A mammalian target of rapamycin complex 1 (mTORC1) pathway-dependent immunosuppressive factor. PUM1 drives tumor progression in GC through multidimensional mechanisms: It activates the DEPTOR-mediated glycolytic pathway; and promotes GC cell development via circGMPS carried by exosomes through the miR-144-3p/PUM1 axis, while simultaneously regulating the NPM3/NPM1 axis to facilitate PD-L1-mediated immune evasion (122-124). Furthermore, PUM1 activates the mTORC1-HIF-1α axis by inhibiting the mRNA translation of the mTORC1 inhibitor DEPTOR. This not only upregulates glycolytic enzymes such as HK2 and LDHA but also directly binds to the PD-L1 promoter to promote its transcription, thereby regulating the GC immune microenvironment (122).

MSI1/2 regulates the GC immunosuppressive microenvironment by stabilizing Notch1 and Wnt3a mRNA: It binds to the 3'-UTR regions of Notch1 and Wnt3a mRNA, prolonging their half-lives (from 8.7 and 7.9 h to 14.2 and 13.5 h, respectively). The activated Notch1 pathway promotes Treg cell differentiation (increasing IL-10 secretion by 2.3-fold), while the Wnt3a pathway upregulates CCL2 to recruit M2 macrophages. Single-cell sequencing demonstrated that in MSI1/2-high GC tissues, the proportion of Treg cells (FOXP3⁺CD4⁺) and M2 macrophages (CD206⁺CD68⁺) was significantly higher compared with that in the low-expression group (Treg cells: 15.7% vs. 6.2%; M2 macrophages: Not specified vs. 8.3%, respectively; P<0.001) (125,126). Clinically, patients with high MSI1/2 expression demonstrated significantly shorter progression-free survival (4.2 months) following anti-PD-1 therapy compared with those with low expression (9.5 months; P=0.008) (127,128).

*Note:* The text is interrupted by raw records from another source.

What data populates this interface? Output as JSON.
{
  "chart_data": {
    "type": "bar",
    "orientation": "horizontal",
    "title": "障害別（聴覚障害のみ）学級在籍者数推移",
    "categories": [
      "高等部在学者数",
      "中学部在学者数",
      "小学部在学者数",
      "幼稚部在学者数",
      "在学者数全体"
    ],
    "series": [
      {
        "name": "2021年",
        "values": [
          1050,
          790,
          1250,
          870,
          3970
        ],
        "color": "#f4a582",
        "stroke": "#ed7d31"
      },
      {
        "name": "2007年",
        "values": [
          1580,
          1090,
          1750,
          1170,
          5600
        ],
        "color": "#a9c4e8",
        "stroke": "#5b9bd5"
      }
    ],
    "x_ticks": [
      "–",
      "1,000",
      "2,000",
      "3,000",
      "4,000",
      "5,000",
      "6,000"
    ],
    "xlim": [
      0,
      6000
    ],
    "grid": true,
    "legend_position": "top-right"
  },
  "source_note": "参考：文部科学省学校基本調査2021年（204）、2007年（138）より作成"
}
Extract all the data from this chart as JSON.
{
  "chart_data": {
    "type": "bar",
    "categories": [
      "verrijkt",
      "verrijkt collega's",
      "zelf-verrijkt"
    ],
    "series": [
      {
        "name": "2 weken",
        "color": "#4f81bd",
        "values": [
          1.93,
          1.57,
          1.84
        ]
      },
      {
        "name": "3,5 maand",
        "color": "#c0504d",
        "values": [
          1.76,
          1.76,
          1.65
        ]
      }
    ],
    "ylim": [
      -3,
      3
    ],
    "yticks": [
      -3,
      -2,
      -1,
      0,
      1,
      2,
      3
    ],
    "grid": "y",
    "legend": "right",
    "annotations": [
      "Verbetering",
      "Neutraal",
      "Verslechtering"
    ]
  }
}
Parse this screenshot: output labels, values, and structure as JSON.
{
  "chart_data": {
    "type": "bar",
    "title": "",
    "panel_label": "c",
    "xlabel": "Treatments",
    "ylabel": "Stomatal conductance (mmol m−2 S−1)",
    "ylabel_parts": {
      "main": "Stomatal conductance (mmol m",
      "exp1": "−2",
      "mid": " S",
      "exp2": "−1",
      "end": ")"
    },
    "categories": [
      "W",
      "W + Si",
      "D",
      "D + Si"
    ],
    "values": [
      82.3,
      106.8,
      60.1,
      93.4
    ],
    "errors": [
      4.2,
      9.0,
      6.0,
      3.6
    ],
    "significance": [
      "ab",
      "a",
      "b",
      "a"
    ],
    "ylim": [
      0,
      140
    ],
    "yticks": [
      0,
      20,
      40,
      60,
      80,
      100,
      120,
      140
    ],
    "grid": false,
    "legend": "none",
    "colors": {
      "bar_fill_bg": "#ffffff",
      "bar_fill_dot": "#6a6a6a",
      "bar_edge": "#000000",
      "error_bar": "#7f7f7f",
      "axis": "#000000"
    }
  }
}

FMR1 inhibits GC ferroptosis by stabilizing suppressor of cytokine signaling 2 (SOCS2) mRNA. SOCS2 promotes the ubiquitin-mediated degradation of the cystine transporter SLC7A11, thereby reducing glutathione synthesis. FMR1 deficiency is reported to cause a 40% reduction in SLC7A11 expression, significantly increasing GC cell susceptibility to ferroptosis (129). A preclinical study demonstrated that the FMR1 inhibitor Sc1-VHLL, by degrading FMR1, increases CD8⁺ T cell infiltration in GC tumor tissue by 2.4-fold and reduces cell proportions of Tregs by 35%, thereby converting 'cold tumors' to 'hot tumors', which achieved a tumor growth inhibition rate of 58.7% (P<0.01) (130). In summary, oncogenic RBPs promote GC progression by regulating the epithelial-immune-metabolic axis, thereby providing novel targets for GC prevention and treatment (Fig. 1).